# Общий раздел > Кулинария >  Засолка свиного сала

## Irina

*ЗАСОЛКА СВИНОГО САЛА*


*Соленое свиное сало – продукты*

    * свиное сало;
    * соль каменная крупного помола;
    * специи;
    * чеснок.

*Соленое свиное сало – продукты*

Вначале нужно правильно выбрать сало. Это очень важный момент, потому что именно от него зависит качество и вкус готового блюда. Надо сказать, что все здесь довольно просто: основным критерием выбора является жесткость сала. Оно не должно быть жилистым. Однородная на вид масса, сплошная белая или бело-розово-белая (в зависимости от того, какое сало Вы предпочитаете: с мясной прослойкой или без нее), с тонкой свиной шкуркой – вот первый признак хорошего сала. Острый нож входит в него легко, как в масло, без усилий, нажимов и толчков. Если сало пытается оказать Вам сопротивление, это означает, что в нем много прожилок и для засолки оно не годится.
Итак, исходный продукт выбран и доставлен домой. Теперь необходимо определиться с рецептом его засолки. Наиболее популярны три варианта, каждый из которых дает по-своему хороший результат.

*Засолка сала «сухим способом»*

Для этого нам потребуется каменная соль (крупного помола), лавровый лист, чеснок. Любители специй могут добавить перец, красный или черный (это классический набор), кориандр, душистый перец, гвоздику и т. д.

Говорят, что пересолить сало невозможно – оно возьмет в себя ровно столько соли, сколько ему потребуется. Но все же оптимальным соотношением считается 4 столовыхложки соли (с горкой) на 1 кг сала. 

Не очень толстый (меньше 5-6 см толщиной) кусок сала солится целиком, более толстый рекомендуют нарезать пластами толщиной 4-5 см. Пласты сала нашпиговываем кусочками чеснока. На дно посуды насыпаем соль (или смесь соли со специями), добавляем накрошенный лавровый лист. На эту подушку укладываем сало слоями, посыпая его той же смесью соли со специями. Если засаливаемое сало тонкое, то первый слой кладется шкуркой вниз, следующий – шкуркой вверх, остальные – по принципу «сало к салу, шкурка к шкурке». После этого посуду с салом на сутки оставляем при комнатной температуре. Через 24 часа его необходимо убрать в холодное место (но не на мороз зимой и не в морозилку холодильника в теплое время года) на 3-5 суток. По истечению этого времени засолка закончена и сало готово к употреблению. Нарезаем его тоненькими ломтиками, кладем на хлебушек и поедаем с аппетитом.

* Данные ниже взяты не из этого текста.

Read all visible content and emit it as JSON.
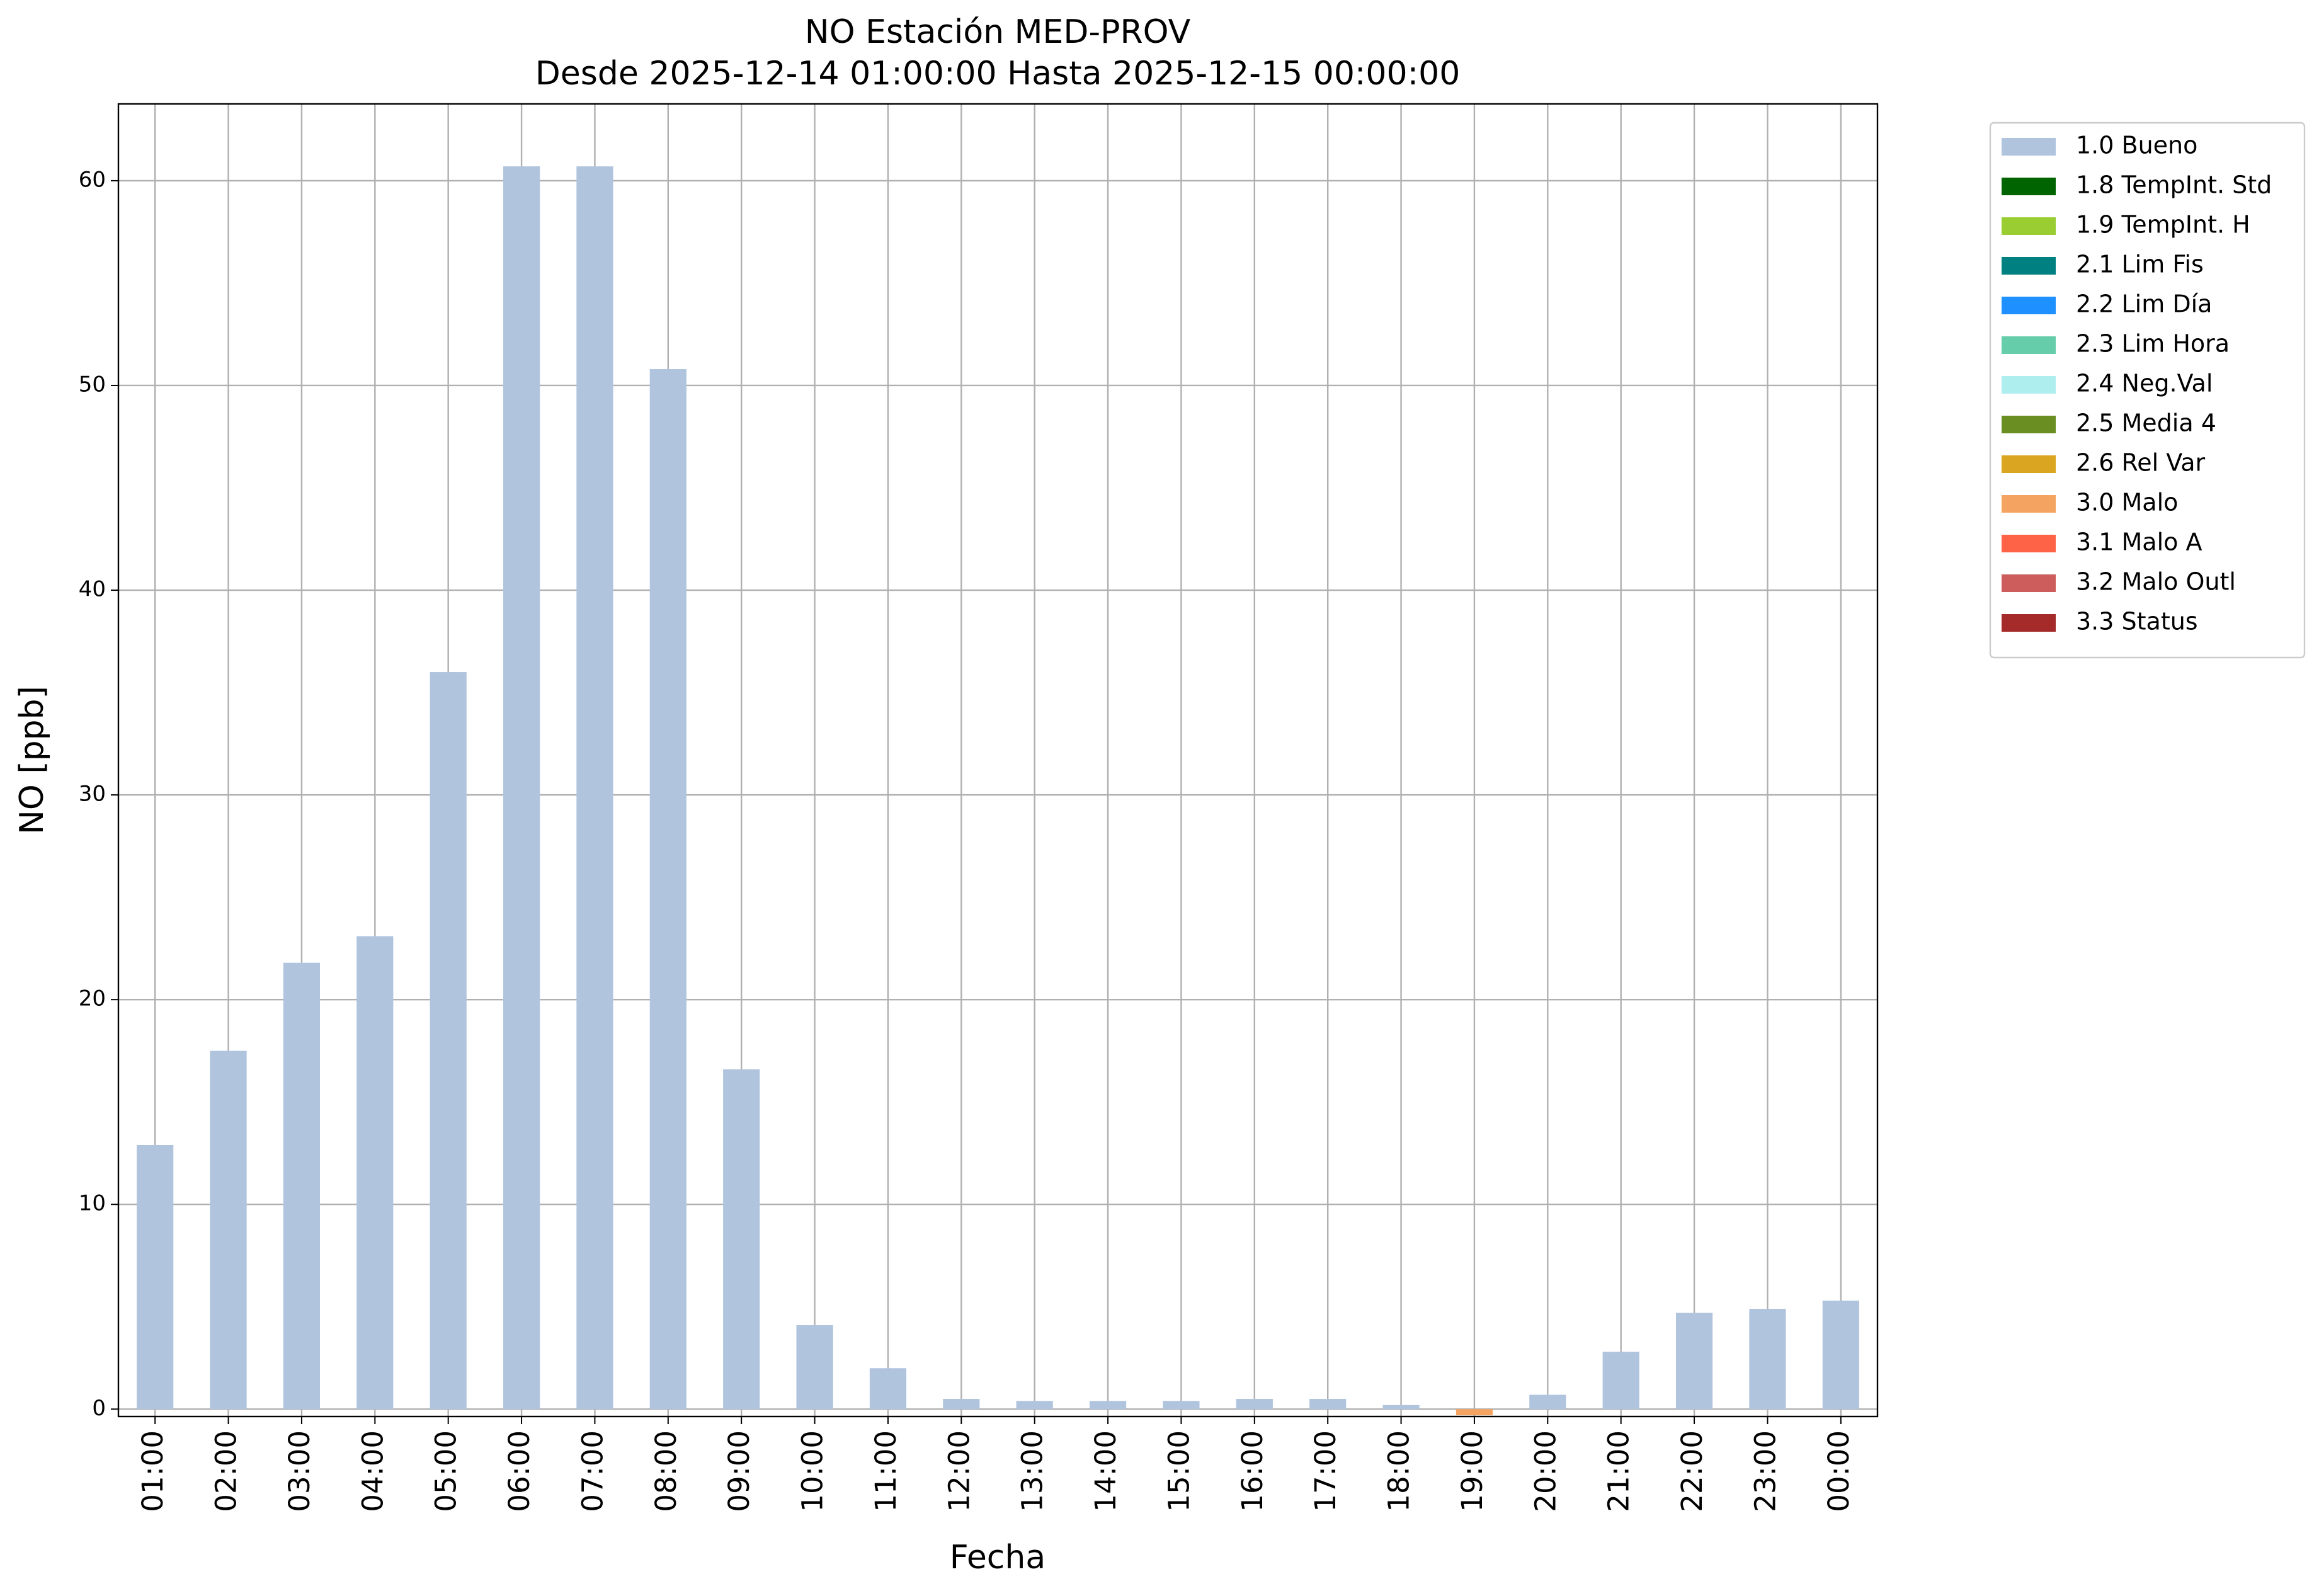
{
  "chart_data": {
    "type": "bar",
    "stacked": true,
    "title": "NO Estación MED-PROV",
    "subtitle": "Desde 2025-12-14 01:00:00 Hasta 2025-12-15 00:00:00",
    "x_label": "Fecha",
    "y_label": "NO [ppb]",
    "categories": [
      "01:00",
      "02:00",
      "03:00",
      "04:00",
      "05:00",
      "06:00",
      "07:00",
      "08:00",
      "09:00",
      "10:00",
      "11:00",
      "12:00",
      "13:00",
      "14:00",
      "15:00",
      "16:00",
      "17:00",
      "18:00",
      "19:00",
      "20:00",
      "21:00",
      "22:00",
      "23:00",
      "00:00"
    ],
    "series": [
      {
        "name": "1.0 Bueno",
        "color": "#b0c4de",
        "values": [
          12.9,
          17.5,
          21.8,
          23.1,
          36.0,
          60.7,
          60.7,
          50.8,
          16.6,
          4.1,
          2.0,
          0.5,
          0.4,
          0.4,
          0.4,
          0.5,
          0.5,
          0.2,
          null,
          0.7,
          2.8,
          4.7,
          4.9,
          5.3
        ]
      },
      {
        "name": "1.8 TempInt. Std",
        "color": "#006400",
        "values": [
          null,
          null,
          null,
          null,
          null,
          null,
          null,
          null,
          null,
          null,
          null,
          null,
          null,
          null,
          null,
          null,
          null,
          null,
          null,
          null,
          null,
          null,
          null,
          null
        ]
      },
      {
        "name": "1.9 TempInt. H",
        "color": "#9acd32",
        "values": [
          null,
          null,
          null,
          null,
          null,
          null,
          null,
          null,
          null,
          null,
          null,
          null,
          null,
          null,
          null,
          null,
          null,
          null,
          null,
          null,
          null,
          null,
          null,
          null
        ]
      },
      {
        "name": "2.1 Lim Fis",
        "color": "#008080",
        "values": [
          null,
          null,
          null,
          null,
          null,
          null,
          null,
          null,
          null,
          null,
          null,
          null,
          null,
          null,
          null,
          null,
          null,
          null,
          null,
          null,
          null,
          null,
          null,
          null
        ]
      },
      {
        "name": "2.2 Lim Día",
        "color": "#1e90ff",
        "values": [
          null,
          null,
          null,
          null,
          null,
          null,
          null,
          null,
          null,
          null,
          null,
          null,
          null,
          null,
          null,
          null,
          null,
          null,
          null,
          null,
          null,
          null,
          null,
          null
        ]
      },
      {
        "name": "2.3 Lim Hora",
        "color": "#66cdaa",
        "values": [
          null,
          null,
          null,
          null,
          null,
          null,
          null,
          null,
          null,
          null,
          null,
          null,
          null,
          null,
          null,
          null,
          null,
          null,
          null,
          null,
          null,
          null,
          null,
          null
        ]
      },
      {
        "name": "2.4 Neg.Val",
        "color": "#afeeee",
        "values": [
          null,
          null,
          null,
          null,
          null,
          null,
          null,
          null,
          null,
          null,
          null,
          null,
          null,
          null,
          null,
          null,
          null,
          null,
          null,
          null,
          null,
          null,
          null,
          null
        ]
      },
      {
        "name": "2.5 Media 4",
        "color": "#6b8e23",
        "values": [
          null,
          null,
          null,
          null,
          null,
          null,
          null,
          null,
          null,
          null,
          null,
          null,
          null,
          null,
          null,
          null,
          null,
          null,
          null,
          null,
          null,
          null,
          null,
          null
        ]
      },
      {
        "name": "2.6 Rel Var",
        "color": "#daa520",
        "values": [
          null,
          null,
          null,
          null,
          null,
          null,
          null,
          null,
          null,
          null,
          null,
          null,
          null,
          null,
          null,
          null,
          null,
          null,
          null,
          null,
          null,
          null,
          null,
          null
        ]
      },
      {
        "name": "3.0 Malo",
        "color": "#f4a460",
        "values": [
          null,
          null,
          null,
          null,
          null,
          null,
          null,
          null,
          null,
          null,
          null,
          null,
          null,
          null,
          null,
          null,
          null,
          null,
          -0.3,
          null,
          null,
          null,
          null,
          null
        ]
      },
      {
        "name": "3.1 Malo A",
        "color": "#ff6347",
        "values": [
          null,
          null,
          null,
          null,
          null,
          null,
          null,
          null,
          null,
          null,
          null,
          null,
          null,
          null,
          null,
          null,
          null,
          null,
          null,
          null,
          null,
          null,
          null,
          null
        ]
      },
      {
        "name": "3.2 Malo Outl",
        "color": "#cd5c5c",
        "values": [
          null,
          null,
          null,
          null,
          null,
          null,
          null,
          null,
          null,
          null,
          null,
          null,
          null,
          null,
          null,
          null,
          null,
          null,
          null,
          null,
          null,
          null,
          null,
          null
        ]
      },
      {
        "name": "3.3 Status",
        "color": "#a52a2a",
        "values": [
          null,
          null,
          null,
          null,
          null,
          null,
          null,
          null,
          null,
          null,
          null,
          null,
          null,
          null,
          null,
          null,
          null,
          null,
          null,
          null,
          null,
          null,
          null,
          null
        ]
      }
    ],
    "ylim": [
      -0.36,
      63.75
    ],
    "yticks": [
      0,
      10,
      20,
      30,
      40,
      50,
      60
    ],
    "grid": true,
    "legend": "outside-right"
  }
}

Хранить сало можно в той же посуде в холодильнике, но лучше завернуть в пергаментную бумагу – так продукт лучше сохранится.

*Засолка сала «мокрым способом» – в рассоле*

Здесь все понятно из названия: главное, приготовить рассол. Для него необходимо вскипятить 5 стаканов воды с 1 стаканом соли крупного помола и охладить до комнатной температуры.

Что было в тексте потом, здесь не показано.